Casino licences will be increased to RM150 million annually from RM120 million, while duties on casinos will be raised to 35% of gross income.
Machine dealer’s licences will be pushed up to RM50,000 per annum from RM10,000, while gaming machine duties will be hiked to 30% from 20% on gross collection.
“The increased fees on gaming could bring in possibly around RM500 million in additional revenue for the government each year,” Thanneermalai said.
However, Veerinderjeet said it is difficult to pinpoint an exact number, as statistics on the gaming industry’s profits are not disclosed, while the details of the implementation are also scarce.
Meanwhile, the RPGT will be increased to 10% from 5% previously for companies, non-citizens and non-permanent residence (PR) holders.
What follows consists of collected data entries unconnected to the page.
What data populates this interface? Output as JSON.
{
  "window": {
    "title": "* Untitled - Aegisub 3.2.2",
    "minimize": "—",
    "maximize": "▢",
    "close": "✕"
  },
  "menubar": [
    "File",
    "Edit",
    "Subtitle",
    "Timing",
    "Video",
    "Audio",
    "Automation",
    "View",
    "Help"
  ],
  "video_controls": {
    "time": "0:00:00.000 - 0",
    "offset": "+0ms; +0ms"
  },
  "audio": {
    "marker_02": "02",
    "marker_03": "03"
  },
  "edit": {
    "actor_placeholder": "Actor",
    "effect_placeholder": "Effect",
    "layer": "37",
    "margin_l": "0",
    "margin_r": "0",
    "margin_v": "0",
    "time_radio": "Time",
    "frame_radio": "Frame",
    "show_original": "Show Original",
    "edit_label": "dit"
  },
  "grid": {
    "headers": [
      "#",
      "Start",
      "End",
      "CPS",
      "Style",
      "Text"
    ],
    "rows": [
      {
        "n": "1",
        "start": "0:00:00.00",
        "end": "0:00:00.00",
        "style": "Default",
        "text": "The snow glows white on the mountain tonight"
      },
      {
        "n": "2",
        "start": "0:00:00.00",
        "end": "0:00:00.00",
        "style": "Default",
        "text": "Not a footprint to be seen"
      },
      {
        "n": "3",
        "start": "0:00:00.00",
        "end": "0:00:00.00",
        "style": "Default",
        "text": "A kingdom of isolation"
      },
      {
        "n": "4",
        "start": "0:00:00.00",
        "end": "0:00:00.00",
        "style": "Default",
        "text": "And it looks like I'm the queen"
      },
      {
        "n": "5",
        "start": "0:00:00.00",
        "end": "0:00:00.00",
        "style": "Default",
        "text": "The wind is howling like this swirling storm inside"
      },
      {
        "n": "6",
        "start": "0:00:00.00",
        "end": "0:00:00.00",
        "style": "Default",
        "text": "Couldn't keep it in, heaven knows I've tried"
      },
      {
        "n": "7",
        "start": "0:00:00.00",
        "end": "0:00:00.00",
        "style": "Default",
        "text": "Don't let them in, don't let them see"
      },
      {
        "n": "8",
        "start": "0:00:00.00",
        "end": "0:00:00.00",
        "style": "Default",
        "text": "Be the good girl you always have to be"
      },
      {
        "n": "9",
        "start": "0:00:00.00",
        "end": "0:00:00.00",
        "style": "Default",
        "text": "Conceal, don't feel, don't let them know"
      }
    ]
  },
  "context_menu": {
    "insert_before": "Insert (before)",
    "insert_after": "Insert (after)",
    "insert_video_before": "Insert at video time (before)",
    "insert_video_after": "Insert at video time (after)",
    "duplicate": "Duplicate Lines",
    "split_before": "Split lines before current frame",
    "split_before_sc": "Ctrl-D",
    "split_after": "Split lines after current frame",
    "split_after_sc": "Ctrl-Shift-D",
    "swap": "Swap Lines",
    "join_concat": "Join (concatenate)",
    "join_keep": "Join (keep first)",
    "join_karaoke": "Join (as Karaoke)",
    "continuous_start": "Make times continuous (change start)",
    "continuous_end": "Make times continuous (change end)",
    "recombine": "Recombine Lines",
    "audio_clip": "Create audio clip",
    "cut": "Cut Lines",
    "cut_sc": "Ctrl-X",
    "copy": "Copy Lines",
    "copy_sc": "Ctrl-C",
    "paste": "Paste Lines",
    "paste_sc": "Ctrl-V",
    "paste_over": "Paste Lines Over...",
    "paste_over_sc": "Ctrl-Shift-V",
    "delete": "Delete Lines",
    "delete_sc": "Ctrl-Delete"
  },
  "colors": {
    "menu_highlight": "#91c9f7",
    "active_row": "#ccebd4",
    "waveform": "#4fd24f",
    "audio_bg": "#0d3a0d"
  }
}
For citizens and PR holders, the RPGT will be raised to 5% from zero previously.
Note that RPGT is exempted for land, low-cost houses, medium-cost houses and affordable houses priced below RM200,000.
Lower Taxes for SMEs
Companies with taxable income up to RM500,000 and small and medium enterprises (SMEs) with paid-up capital of less than RM2.5 million will pay a corporate income tax rate of 17%, reduced from 18% previously.
“The reduction in corporate income tax is very good to incentivise SMEs, as the sup- posed driver of the economy,” Veerinderjeet said.
Meanwhile, Thanneermalai said the lower corporate income tax could open up the doors for individuals to form more companies, so as to benefit from the lower company tax rate.
Tax Revenue Estimates
According to the Finance Ministry’s 2019 Fiscal Outlook and Federal Government Revenue Estimates report, Malaysia’s tax revenue is estimated to come in at RM176.2 billion in 2019 and RM174.7 billion in 2018.
Direct tax collection this year, which constitutes 76.7% of the tax revenue, is expected at RM133.47 billion, up 15% from RM116.02 billion in 2017. Direct tax collection for 2019 is estimated at RM135.07 billion.
The direct tax collection will be mainly underpinned by higher petroleum income tax collection and a modest consumption of crude oil prices, as well as higher companies income tax and individuals income tax.
However, indirect tax collection is anticipated to decline 33.1% to RM41.2 billion this year, following the zero-rating of the Goods and Services Tax (GST), a three-month tax holiday which resulted in a loss of RM21 billion in revenue, and the additional RM4 billion allocated for GST refunds.
The re-introduction of the Sales and Services Tax in September 2018 is expected to contribute RM4 billion. Overall, net consumption-based tax would stand at some RM23 billion, almost half of the initial estimate of RM44 billion.